It will be better tomorrow. Almost a mantra in my family. My mother would tell me...after an academic defeat, a bruised ego, a cheerleader cut, a broken heart. And it is true. Even in the darkest of nights, the sun rises again. In fact, the darker the night, the brighter the light. And I would know--we have had some damn dark nights...or what I thought were dark nights until the black hole that has been Lilah's absence.
It is darker than I imagined and I like it, as weird as that sounds. It seems right. I want to sit in the devastation. It feels good to me to grieve. I want to wail and moan and wallow. I want to keep my head down. When she died and our circle came to be with us when the funeral home came, to take her body away, I could not lift my eyes to meet theirs. I did not want to see their sorrow, their love, their encouragement that I could endure. I did not want to endure--surely there is no life without 1/4 of my heart.

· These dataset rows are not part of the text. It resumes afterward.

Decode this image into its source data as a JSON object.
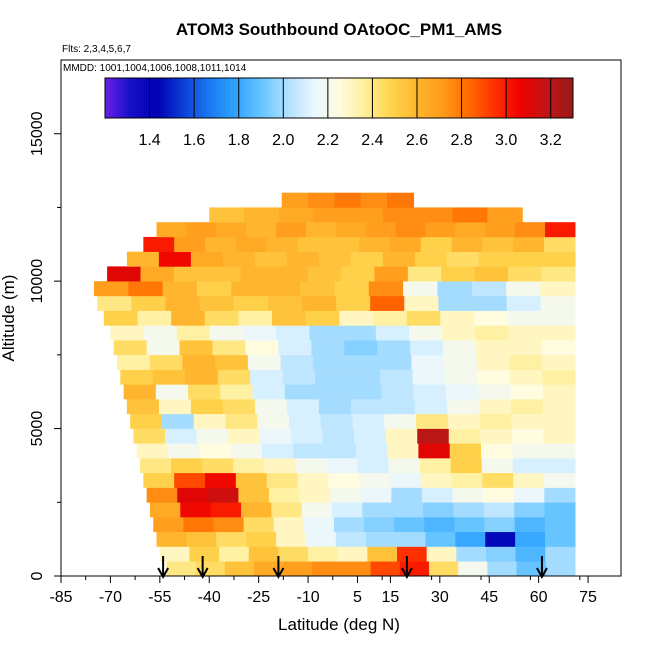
{
  "chart_data": {
    "type": "heatmap",
    "title": "ATOM3 Southbound OAtoOC_PM1_AMS",
    "annotations": [
      "Flts: 2,3,4,5,6,7",
      "MMDD: 1001,1004,1006,1008,1011,1014"
    ],
    "xlabel": "Latitude (deg N)",
    "ylabel": "Altitude (m)",
    "xlim": [
      -85,
      85
    ],
    "ylim": [
      0,
      17500
    ],
    "x_ticks": [
      -85,
      -70,
      -55,
      -40,
      -25,
      -10,
      5,
      15,
      30,
      45,
      60,
      75
    ],
    "y_ticks": [
      0,
      5000,
      10000,
      15000
    ],
    "colorbar": {
      "range": [
        1.2,
        3.3
      ],
      "ticks": [
        "1.4",
        "1.6",
        "1.8",
        "2.0",
        "2.2",
        "2.4",
        "2.6",
        "2.8",
        "3.0",
        "3.2"
      ],
      "colors": [
        "#6a1fe6",
        "#1510c8",
        "#0000b3",
        "#0a3fd6",
        "#1a78f0",
        "#2fa2ff",
        "#66c4ff",
        "#aee0ff",
        "#e8f6ff",
        "#fffce0",
        "#ffef9a",
        "#ffd44d",
        "#ffb52e",
        "#ff9b1a",
        "#ff6a00",
        "#ff3000",
        "#ee0000",
        "#c01515",
        "#9a1a1a"
      ]
    },
    "markers_lat": [
      -54,
      -42,
      -19,
      20,
      61
    ],
    "layers": [
      {
        "alt": [
          0,
          500
        ],
        "lat": [
          -53,
          71
        ],
        "values": [
          2.4,
          2.45,
          2.55,
          2.65,
          2.7,
          2.75,
          2.75,
          2.9,
          3.0,
          2.45,
          2.2,
          2.0,
          1.9,
          2.0
        ]
      },
      {
        "alt": [
          500,
          1000
        ],
        "lat": [
          -55,
          71
        ],
        "values": [
          2.3,
          2.5,
          2.35,
          2.55,
          2.45,
          2.35,
          2.3,
          2.55,
          2.95,
          2.3,
          2.0,
          1.95,
          1.85,
          2.0
        ]
      },
      {
        "alt": [
          1000,
          1500
        ],
        "lat": [
          -56,
          71
        ],
        "values": [
          2.6,
          2.55,
          2.45,
          2.5,
          2.3,
          2.15,
          2.05,
          2.0,
          2.0,
          1.9,
          1.8,
          1.45,
          1.8,
          1.9
        ]
      },
      {
        "alt": [
          1500,
          2000
        ],
        "lat": [
          -57,
          71
        ],
        "values": [
          2.7,
          2.8,
          2.75,
          2.45,
          2.3,
          2.15,
          2.0,
          1.95,
          1.9,
          1.85,
          1.9,
          1.95,
          1.85,
          1.9
        ]
      },
      {
        "alt": [
          2000,
          2500
        ],
        "lat": [
          -58,
          71
        ],
        "values": [
          2.65,
          3.05,
          3.0,
          2.6,
          2.4,
          2.2,
          2.1,
          2.0,
          2.0,
          1.95,
          2.0,
          2.05,
          1.95,
          1.9
        ]
      },
      {
        "alt": [
          2500,
          3000
        ],
        "lat": [
          -59,
          71
        ],
        "values": [
          2.75,
          3.1,
          3.15,
          2.55,
          2.35,
          2.3,
          2.2,
          2.15,
          2.0,
          2.1,
          2.2,
          2.25,
          2.15,
          2.0
        ]
      },
      {
        "alt": [
          3000,
          3500
        ],
        "lat": [
          -60,
          71
        ],
        "values": [
          2.5,
          2.9,
          3.05,
          2.55,
          2.4,
          2.3,
          2.25,
          2.2,
          2.15,
          2.3,
          2.35,
          2.45,
          2.3,
          2.2
        ]
      },
      {
        "alt": [
          3500,
          4000
        ],
        "lat": [
          -61,
          71
        ],
        "values": [
          2.4,
          2.5,
          2.45,
          2.35,
          2.3,
          2.2,
          2.15,
          2.1,
          2.2,
          2.35,
          2.5,
          2.2,
          2.1,
          2.1
        ]
      },
      {
        "alt": [
          4000,
          4500
        ],
        "lat": [
          -62,
          71
        ],
        "values": [
          2.3,
          2.2,
          2.25,
          2.2,
          2.1,
          2.05,
          2.05,
          2.1,
          2.3,
          3.1,
          2.5,
          2.25,
          2.2,
          2.2
        ]
      },
      {
        "alt": [
          4500,
          5000
        ],
        "lat": [
          -63,
          71
        ],
        "values": [
          2.45,
          2.1,
          2.2,
          2.3,
          2.15,
          2.1,
          2.05,
          2.1,
          2.3,
          3.2,
          2.35,
          2.3,
          2.25,
          2.3
        ]
      },
      {
        "alt": [
          5000,
          5500
        ],
        "lat": [
          -64,
          71
        ],
        "values": [
          2.5,
          2.0,
          2.3,
          2.4,
          2.2,
          2.1,
          2.05,
          2.1,
          2.2,
          2.4,
          2.3,
          2.35,
          2.3,
          2.3
        ]
      },
      {
        "alt": [
          5500,
          6000
        ],
        "lat": [
          -65,
          71
        ],
        "values": [
          2.55,
          2.3,
          2.5,
          2.45,
          2.2,
          2.1,
          2.0,
          2.05,
          2.05,
          2.1,
          2.2,
          2.3,
          2.35,
          2.3
        ]
      },
      {
        "alt": [
          6000,
          6500
        ],
        "lat": [
          -66,
          71
        ],
        "values": [
          2.6,
          2.2,
          2.45,
          2.35,
          2.1,
          2.0,
          2.0,
          2.0,
          2.05,
          2.1,
          2.15,
          2.2,
          2.25,
          2.3
        ]
      },
      {
        "alt": [
          6500,
          7000
        ],
        "lat": [
          -67,
          71
        ],
        "values": [
          2.5,
          2.55,
          2.6,
          2.45,
          2.1,
          2.05,
          2.0,
          2.0,
          2.05,
          2.15,
          2.2,
          2.25,
          2.3,
          2.35
        ]
      },
      {
        "alt": [
          7000,
          7500
        ],
        "lat": [
          -68,
          71
        ],
        "values": [
          2.35,
          2.45,
          2.6,
          2.55,
          2.2,
          2.05,
          2.0,
          2.0,
          2.0,
          2.15,
          2.2,
          2.3,
          2.35,
          2.3
        ]
      },
      {
        "alt": [
          7500,
          8000
        ],
        "lat": [
          -69,
          71
        ],
        "values": [
          2.45,
          2.2,
          2.55,
          2.4,
          2.25,
          2.1,
          2.0,
          1.95,
          2.0,
          2.1,
          2.2,
          2.3,
          2.3,
          2.25
        ]
      },
      {
        "alt": [
          8000,
          8500
        ],
        "lat": [
          -70,
          71
        ],
        "values": [
          2.3,
          2.2,
          2.35,
          2.2,
          2.15,
          2.1,
          2.0,
          2.0,
          2.1,
          2.2,
          2.3,
          2.35,
          2.3,
          2.3
        ]
      },
      {
        "alt": [
          8500,
          9000
        ],
        "lat": [
          -72,
          71
        ],
        "values": [
          2.5,
          2.35,
          2.6,
          2.45,
          2.35,
          2.55,
          2.5,
          2.3,
          2.35,
          2.45,
          2.3,
          2.25,
          2.2,
          2.2
        ]
      },
      {
        "alt": [
          9000,
          9500
        ],
        "lat": [
          -74,
          71
        ],
        "values": [
          2.4,
          2.5,
          2.6,
          2.55,
          2.5,
          2.55,
          2.6,
          2.5,
          2.85,
          2.3,
          2.0,
          2.0,
          2.1,
          2.2
        ]
      },
      {
        "alt": [
          9500,
          10000
        ],
        "lat": [
          -75,
          71
        ],
        "values": [
          2.7,
          2.8,
          2.6,
          2.5,
          2.6,
          2.6,
          2.55,
          2.5,
          2.75,
          2.2,
          2.0,
          2.05,
          2.2,
          2.3
        ]
      },
      {
        "alt": [
          10000,
          10500
        ],
        "lat": [
          -71,
          71
        ],
        "values": [
          3.1,
          2.65,
          2.55,
          2.55,
          2.6,
          2.6,
          2.55,
          2.5,
          2.7,
          2.4,
          2.5,
          2.55,
          2.45,
          2.4
        ]
      },
      {
        "alt": [
          10500,
          11000
        ],
        "lat": [
          -65,
          71
        ],
        "values": [
          2.6,
          3.05,
          2.65,
          2.6,
          2.55,
          2.6,
          2.55,
          2.5,
          2.6,
          2.5,
          2.45,
          2.5,
          2.5,
          2.5
        ]
      },
      {
        "alt": [
          11000,
          11500
        ],
        "lat": [
          -60,
          71
        ],
        "values": [
          3.0,
          2.7,
          2.6,
          2.65,
          2.6,
          2.55,
          2.55,
          2.6,
          2.65,
          2.5,
          2.6,
          2.55,
          2.6,
          2.45
        ]
      },
      {
        "alt": [
          11500,
          12000
        ],
        "lat": [
          -56,
          71
        ],
        "values": [
          2.65,
          2.7,
          2.65,
          2.6,
          2.7,
          2.6,
          2.65,
          2.7,
          2.75,
          2.7,
          2.65,
          2.7,
          2.75,
          3.0
        ]
      },
      {
        "alt": [
          12000,
          12500
        ],
        "lat": [
          -40,
          55
        ],
        "values": [
          2.55,
          2.6,
          2.65,
          2.7,
          2.7,
          2.75,
          2.75,
          2.8,
          2.7
        ]
      },
      {
        "alt": [
          12500,
          13000
        ],
        "lat": [
          -18,
          22
        ],
        "values": [
          2.7,
          2.75,
          2.8,
          2.75,
          2.8
        ]
      }
    ]
  }
}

Grief is profoundly selfish. It seems like it's all about me...all about Lilah...all about our loss. It feels like the extreme sadness will never be different than today. But by his grace, he reminds me...tomorrow is coming.
This night over 2000 yrs ago, I imagine the disciples did not want to endure either. They were sure their king was dead. Certain they had been wrong to follow a man that found himself hanged on a cross. I bet they could not imagine how God could right the wrong--but they did not get it and barely do I. And still the Lord says...
Lift your eyes to Me--It is not over yet.